Uraian diatas menggambarkan bahwa pendelegasian kewenangan kepada kecamatan akan membawa manfaat tidak saja kepada kecamatan yang menerima limpahan, namun juga kepada Kabupaten/Kota yang bersangkutan. Disamping itu, kebijakan untuk melimpahkan kewenangan kepada unit organisasi yang lebih rendah ini juga memiliki manfaat pada 3 (tiga) bidang, yakni:

·        Politik: menciptakan pemerintah yang demokratis (egalitarian governance) serta untuk mendorong perwujudann good governance and good society.
·        Sosial ekonomi: mengurangi kesenjangan antar wilayah (regional disparity) atau ketimpangan (inequity), memacu pertumbuhan pembangunan (economic growth), mendorong prakarsa dan partisipasi publik, dan sebagainya.
·        Administratif: mendorong efisiensi dan efektivitas penyelenggaraann pemerintahan, mempercepat pelayanan publik, dan mmemeprkuat kinerja pemerintahan secara umum.


Pendekatan dan Pola Pendelegasian Kewenangan

Penetapan suatu kewenangan, pada dasarnya dapat dilakukan melalui 2 (dua) pendekatan, yakni pendekatan yuridis atau top down, dan pendekatan sosiologis atau bottom up.

Menurut pendekatan yuridis, kewajiban melimpahkan kewenangan beserta rincian kewenangan ditentukan secara limitatif melalui peraturan perundang-undangan tertentu.
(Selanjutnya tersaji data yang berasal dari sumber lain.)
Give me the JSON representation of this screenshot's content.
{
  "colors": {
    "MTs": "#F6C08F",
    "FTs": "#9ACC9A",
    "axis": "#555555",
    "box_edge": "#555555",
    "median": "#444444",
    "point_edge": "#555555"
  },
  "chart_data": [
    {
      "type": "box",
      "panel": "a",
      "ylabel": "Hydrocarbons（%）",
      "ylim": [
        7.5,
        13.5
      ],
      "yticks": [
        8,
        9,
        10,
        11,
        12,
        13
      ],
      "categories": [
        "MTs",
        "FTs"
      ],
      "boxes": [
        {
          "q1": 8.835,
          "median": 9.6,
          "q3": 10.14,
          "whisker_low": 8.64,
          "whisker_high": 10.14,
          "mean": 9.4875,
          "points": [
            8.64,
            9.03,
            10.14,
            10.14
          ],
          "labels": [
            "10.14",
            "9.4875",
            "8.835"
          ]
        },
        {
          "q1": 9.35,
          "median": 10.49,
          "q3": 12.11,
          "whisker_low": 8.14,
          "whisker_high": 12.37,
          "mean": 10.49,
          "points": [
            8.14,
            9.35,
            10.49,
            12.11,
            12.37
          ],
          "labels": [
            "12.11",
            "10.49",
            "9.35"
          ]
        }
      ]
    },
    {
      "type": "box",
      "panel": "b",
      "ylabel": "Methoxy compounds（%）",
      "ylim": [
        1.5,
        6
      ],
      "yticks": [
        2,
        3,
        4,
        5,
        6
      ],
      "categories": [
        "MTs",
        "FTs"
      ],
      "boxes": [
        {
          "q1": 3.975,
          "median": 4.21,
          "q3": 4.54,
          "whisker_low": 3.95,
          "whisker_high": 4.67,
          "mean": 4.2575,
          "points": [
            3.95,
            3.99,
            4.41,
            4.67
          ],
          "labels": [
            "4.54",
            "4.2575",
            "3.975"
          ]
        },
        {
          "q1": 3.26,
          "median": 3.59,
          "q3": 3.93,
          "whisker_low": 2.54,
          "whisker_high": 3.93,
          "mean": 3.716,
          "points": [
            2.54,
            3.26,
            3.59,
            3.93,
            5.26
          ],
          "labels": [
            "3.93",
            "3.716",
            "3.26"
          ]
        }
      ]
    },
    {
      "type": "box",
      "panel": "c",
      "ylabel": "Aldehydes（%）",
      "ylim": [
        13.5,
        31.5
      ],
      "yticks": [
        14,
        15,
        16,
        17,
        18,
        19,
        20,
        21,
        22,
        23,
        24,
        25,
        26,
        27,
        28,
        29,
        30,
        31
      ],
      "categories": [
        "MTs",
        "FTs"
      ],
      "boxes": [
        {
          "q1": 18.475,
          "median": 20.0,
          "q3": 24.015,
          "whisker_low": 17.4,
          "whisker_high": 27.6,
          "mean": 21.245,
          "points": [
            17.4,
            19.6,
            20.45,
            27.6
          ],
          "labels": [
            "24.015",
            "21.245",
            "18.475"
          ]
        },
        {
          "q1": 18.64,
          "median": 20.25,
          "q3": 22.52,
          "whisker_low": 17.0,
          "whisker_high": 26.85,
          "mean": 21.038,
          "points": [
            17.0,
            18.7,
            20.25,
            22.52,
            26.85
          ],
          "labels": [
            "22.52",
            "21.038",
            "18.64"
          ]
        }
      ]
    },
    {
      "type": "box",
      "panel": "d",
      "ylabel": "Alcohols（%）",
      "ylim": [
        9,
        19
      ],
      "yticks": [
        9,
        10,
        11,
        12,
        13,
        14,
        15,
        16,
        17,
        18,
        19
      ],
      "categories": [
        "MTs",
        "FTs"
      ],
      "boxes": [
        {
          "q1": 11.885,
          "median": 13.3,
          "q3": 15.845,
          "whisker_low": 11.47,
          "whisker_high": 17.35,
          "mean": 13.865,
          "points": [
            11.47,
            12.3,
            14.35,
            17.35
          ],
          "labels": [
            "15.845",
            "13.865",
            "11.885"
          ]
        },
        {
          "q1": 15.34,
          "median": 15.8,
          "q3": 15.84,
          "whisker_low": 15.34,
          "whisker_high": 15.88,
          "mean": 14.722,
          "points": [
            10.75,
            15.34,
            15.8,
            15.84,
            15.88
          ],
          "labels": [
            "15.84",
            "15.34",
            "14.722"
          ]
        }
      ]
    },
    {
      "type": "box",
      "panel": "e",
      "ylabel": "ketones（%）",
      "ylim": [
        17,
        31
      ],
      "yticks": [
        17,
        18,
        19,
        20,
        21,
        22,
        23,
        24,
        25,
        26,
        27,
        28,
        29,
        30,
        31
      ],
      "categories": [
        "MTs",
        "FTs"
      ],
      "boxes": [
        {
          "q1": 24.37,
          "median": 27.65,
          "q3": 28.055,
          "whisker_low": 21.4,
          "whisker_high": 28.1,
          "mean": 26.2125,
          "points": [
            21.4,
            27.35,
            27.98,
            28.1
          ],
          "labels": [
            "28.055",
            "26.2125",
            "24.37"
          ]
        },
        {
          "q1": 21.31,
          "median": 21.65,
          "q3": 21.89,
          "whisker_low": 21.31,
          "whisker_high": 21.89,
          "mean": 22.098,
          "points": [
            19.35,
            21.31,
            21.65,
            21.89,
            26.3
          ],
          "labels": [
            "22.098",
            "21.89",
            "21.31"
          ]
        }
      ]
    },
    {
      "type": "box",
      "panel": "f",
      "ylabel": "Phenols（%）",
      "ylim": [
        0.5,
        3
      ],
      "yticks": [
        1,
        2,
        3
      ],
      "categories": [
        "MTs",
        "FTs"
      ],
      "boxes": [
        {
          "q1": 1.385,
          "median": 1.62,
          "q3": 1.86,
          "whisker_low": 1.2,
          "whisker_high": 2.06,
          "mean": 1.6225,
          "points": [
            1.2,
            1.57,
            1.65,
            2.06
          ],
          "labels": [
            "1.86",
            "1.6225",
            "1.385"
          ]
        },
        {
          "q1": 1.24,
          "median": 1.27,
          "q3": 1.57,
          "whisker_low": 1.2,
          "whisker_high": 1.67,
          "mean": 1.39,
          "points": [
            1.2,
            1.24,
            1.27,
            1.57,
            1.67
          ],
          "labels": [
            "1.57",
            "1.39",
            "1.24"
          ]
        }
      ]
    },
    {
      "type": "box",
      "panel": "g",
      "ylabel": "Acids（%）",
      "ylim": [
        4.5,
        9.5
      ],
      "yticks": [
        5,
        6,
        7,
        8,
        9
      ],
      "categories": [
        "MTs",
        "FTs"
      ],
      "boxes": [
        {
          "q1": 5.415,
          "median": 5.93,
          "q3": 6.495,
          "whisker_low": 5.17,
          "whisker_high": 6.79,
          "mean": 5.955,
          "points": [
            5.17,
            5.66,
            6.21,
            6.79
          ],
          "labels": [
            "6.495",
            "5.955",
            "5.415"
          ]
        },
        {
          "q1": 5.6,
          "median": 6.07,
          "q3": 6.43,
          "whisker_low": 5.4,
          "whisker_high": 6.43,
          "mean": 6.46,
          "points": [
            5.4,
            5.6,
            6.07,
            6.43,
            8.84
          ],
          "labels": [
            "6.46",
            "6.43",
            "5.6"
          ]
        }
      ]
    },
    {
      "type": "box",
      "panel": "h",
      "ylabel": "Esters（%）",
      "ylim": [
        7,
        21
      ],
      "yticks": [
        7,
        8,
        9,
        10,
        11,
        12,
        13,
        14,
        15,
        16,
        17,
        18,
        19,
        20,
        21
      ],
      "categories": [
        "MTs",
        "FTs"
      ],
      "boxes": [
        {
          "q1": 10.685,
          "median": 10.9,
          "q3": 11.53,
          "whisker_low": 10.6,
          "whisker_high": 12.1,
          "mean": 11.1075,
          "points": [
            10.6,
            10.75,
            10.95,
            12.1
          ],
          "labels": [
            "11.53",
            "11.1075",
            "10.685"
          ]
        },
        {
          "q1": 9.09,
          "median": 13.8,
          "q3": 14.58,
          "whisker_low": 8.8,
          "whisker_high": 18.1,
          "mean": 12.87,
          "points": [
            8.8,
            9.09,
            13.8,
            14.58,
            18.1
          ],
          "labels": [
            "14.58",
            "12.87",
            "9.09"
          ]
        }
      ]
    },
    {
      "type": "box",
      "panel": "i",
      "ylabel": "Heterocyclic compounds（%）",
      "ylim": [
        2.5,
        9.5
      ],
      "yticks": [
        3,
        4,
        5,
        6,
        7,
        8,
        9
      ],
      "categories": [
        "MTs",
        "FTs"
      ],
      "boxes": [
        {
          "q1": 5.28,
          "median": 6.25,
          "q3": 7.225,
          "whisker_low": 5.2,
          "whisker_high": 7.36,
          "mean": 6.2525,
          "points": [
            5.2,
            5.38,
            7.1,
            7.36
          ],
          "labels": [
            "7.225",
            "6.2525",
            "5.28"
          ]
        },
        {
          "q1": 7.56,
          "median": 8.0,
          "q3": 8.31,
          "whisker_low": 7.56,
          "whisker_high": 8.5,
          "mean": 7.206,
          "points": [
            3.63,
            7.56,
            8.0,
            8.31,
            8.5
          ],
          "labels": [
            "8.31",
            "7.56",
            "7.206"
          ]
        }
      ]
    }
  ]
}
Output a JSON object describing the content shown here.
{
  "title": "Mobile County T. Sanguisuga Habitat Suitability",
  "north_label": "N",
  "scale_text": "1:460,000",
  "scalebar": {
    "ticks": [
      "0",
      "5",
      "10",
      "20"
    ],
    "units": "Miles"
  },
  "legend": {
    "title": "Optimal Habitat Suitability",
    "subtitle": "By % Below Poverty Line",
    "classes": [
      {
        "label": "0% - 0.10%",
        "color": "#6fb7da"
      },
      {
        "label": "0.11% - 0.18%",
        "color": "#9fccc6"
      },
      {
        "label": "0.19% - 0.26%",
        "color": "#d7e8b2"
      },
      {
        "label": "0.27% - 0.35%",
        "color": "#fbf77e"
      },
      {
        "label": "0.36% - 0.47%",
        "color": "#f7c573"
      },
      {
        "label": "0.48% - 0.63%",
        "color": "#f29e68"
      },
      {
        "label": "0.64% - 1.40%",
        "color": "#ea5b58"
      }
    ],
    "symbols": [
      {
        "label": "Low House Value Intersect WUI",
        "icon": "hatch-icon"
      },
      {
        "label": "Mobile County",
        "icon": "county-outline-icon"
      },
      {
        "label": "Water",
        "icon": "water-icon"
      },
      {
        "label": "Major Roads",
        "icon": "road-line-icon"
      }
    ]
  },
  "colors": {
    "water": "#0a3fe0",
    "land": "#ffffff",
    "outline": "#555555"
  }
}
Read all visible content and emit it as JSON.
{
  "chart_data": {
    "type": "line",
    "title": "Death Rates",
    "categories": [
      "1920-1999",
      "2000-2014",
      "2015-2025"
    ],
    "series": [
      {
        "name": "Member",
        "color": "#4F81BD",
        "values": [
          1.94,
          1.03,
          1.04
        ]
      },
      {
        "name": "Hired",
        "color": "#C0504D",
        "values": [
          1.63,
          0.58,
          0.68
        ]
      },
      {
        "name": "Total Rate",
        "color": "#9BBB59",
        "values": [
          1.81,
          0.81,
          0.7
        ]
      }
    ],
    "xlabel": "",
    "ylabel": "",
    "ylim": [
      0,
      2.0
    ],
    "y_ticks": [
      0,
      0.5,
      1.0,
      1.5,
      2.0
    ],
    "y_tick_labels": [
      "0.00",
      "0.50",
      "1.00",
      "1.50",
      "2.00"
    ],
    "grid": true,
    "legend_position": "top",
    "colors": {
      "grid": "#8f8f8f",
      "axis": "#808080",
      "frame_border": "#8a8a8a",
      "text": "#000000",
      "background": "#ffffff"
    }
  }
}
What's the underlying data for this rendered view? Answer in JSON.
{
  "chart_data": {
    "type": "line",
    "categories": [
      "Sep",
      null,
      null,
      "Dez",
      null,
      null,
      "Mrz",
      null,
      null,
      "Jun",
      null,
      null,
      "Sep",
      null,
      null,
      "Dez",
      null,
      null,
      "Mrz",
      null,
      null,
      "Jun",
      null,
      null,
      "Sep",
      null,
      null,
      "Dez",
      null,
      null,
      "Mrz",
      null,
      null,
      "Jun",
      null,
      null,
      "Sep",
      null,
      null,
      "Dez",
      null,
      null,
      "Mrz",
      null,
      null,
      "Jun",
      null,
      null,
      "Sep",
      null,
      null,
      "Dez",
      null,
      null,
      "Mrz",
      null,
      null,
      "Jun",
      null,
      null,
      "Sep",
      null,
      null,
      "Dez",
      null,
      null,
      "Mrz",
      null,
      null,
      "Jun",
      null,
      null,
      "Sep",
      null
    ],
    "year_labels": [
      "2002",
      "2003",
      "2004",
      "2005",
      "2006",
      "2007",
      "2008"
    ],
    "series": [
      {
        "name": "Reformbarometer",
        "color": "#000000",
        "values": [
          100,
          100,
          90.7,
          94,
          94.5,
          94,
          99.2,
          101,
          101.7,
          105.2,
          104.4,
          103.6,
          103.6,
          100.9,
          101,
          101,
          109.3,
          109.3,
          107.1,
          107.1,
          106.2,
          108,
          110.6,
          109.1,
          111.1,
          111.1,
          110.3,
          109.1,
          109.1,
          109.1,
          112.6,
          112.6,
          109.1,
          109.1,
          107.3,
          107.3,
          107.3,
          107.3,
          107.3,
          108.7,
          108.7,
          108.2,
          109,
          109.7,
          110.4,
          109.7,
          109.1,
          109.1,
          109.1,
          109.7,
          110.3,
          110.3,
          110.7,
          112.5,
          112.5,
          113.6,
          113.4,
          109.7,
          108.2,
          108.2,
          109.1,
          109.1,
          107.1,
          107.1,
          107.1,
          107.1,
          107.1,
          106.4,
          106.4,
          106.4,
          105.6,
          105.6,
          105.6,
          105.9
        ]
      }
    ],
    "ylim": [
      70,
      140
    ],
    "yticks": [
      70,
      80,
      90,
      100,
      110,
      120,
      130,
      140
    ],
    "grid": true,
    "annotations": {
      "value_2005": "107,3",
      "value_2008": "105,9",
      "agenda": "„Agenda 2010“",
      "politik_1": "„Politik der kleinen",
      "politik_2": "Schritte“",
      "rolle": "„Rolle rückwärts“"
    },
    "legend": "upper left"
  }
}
Dalam hal ini, produk-produk hukum yang mengatur mengenai pelimpahan kewenangan kepada Kecamatan adalah sebagai berikut:

                      a.      Pasal 66 ayat (4) UU Nomor 22 Tahun 1999 yang berbunyi: “Camat menerima pelimpahan sebagian kewenangan pemerintahan dari Bupati/Walikota”.
                      b.      Lampiran Kepmendagri 158/2004 yang mengatur bahwa kewenangan pemerintahan yang dapat dilimpahkan oleh Bupati/Walikota kepada Camat meliputi 5 Bidang dengan 43 rincian kewenangan, yakni:
·        Pemerintahan (17 rincian)
·        Ekonomi dan Pembangunan (8 rincian)
·        Pendidikan dan Kesehatan (8 rincian)
·        Sosial dan Kesejahteraan Rakyat (6 rincian)
·        Pertanahan (4 rincian)
                       c.      Keputusan Bupati / Walikota suatu daerah otonom tentang “Pelimpahan sebagian kewenangan pemerintahan kepada Camat”. Contoh:
·        Wali Kota Bandung, melalui Keputusan No. 1342 tahun 2001 telah melimpahkan 19 bidang kewenangan yang dijabarkan menjadi 96 rincian kewenangan.
·        Bupati Bandung, melalui Keputusan No. 8/2004 telah melimpahkan 614 rincian kewenangan.
·        Walikota Depok, melalui Raperda Pelimpahan Kewenangan 2003, akan melimpahkan 23 Bidang dengan 160 rincian kewenangan.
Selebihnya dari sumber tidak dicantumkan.